We’re going to pre-emptively snuff a spark before an issue becomes a fire — now that David Blaine is involved, this issue is likely to get debates going on magic forums worldwide.
Surely, you’ve seen the Mindfreak magic kits. Available from the ads on TV and from nationwide retailers, the kits feature a slew of street magic effects for beginners, intermediates and the “most advanced mystifier,” including several we are all familiar with. You can get “platinum” and “ultimate” kits — some include one of Angel’s levitations, and the kits also come with instructional DVDs.
Also causing some controversy is this kit featuring Ed Alonzo. Some, including About.com’s respected resident magician Wayne Kawamoto, have argued that the kit’s head twister is so poorly made that it is tantamount to exposure. Roland Henning, the chief of Weekly Magic Failure, goes a step further and calls Alonzo a sell out. (Yeah, Roland gets angry when we don’t send him free cards, but we still like him and his site.)
Now David Blaine is getting involved. MagicTimes.com in September spread the news that the street magic legend is releasing three new gaff decks. The decks are Blaine’s take on a stripper, Svengali and marked deck, but the key words in the story: “They are U.S. Playing Card Co. products that are being released to the general public.” Blaine has a publicity tour planned to talk about the decks, and they should be available sometime after Oct. 31 wherever Bicycle cards are sold.
So is the world falling apart for magicians? Does the appearance of magic’s biggest current stars on products meant for the masses mean we will have no secrets left? Are Blaine, Angel and Alonzo SELL-OUTS?
Chill. Take a deep breath, practice your pass. Take these two bullet points, and call us in the morning:
- All these kits appear to be filled with gimmicked magic tricks that have been in mass markets for ages. Take that Mindfreak kit: From the sales page, it looks like he’s put his presentational feel on effects that my stepkid already has.

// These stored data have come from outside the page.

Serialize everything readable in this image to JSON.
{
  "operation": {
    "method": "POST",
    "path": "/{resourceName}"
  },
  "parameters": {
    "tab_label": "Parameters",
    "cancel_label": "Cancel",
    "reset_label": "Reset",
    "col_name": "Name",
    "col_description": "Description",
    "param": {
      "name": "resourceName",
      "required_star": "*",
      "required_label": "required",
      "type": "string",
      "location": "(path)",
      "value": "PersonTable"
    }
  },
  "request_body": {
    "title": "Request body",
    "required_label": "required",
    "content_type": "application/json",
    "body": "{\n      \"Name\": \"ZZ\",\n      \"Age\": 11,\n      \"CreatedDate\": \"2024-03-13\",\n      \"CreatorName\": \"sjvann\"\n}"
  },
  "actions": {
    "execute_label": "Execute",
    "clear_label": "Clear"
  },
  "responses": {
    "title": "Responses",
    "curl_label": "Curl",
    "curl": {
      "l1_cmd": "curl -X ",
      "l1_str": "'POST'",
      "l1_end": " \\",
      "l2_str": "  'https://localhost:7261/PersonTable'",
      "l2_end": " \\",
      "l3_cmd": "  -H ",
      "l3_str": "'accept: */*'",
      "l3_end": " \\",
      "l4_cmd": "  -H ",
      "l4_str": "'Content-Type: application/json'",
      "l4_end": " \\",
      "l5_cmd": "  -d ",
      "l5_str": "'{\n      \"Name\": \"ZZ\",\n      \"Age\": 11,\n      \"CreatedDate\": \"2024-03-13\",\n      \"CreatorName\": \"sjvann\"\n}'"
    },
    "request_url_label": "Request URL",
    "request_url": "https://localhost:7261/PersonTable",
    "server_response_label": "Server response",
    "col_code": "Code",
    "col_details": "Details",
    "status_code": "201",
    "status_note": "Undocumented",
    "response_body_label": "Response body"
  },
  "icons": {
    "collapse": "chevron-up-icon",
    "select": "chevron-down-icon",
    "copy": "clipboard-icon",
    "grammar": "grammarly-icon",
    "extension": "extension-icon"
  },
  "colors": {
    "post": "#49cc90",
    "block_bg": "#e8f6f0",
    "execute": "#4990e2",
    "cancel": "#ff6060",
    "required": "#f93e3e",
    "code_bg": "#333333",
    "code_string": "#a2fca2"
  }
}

The serious secrets of sleight of hand appear to remain intact.
- But even if one of those 500 Mindfreaks happens to be a solid technique for a pass, remember: People like to watch US, not magic tricks. Even though these gimmicked decks have been available in mass markets, we know pros who still kill with them because they put the work, effort and practice into a truly convincing performance. The same goes for sleight of hand.
This won’t be the last time a magician makes it big enough to use his image to market magic products. Magic has been just fine ever since. So get out there and perform already. That’s what people want to see.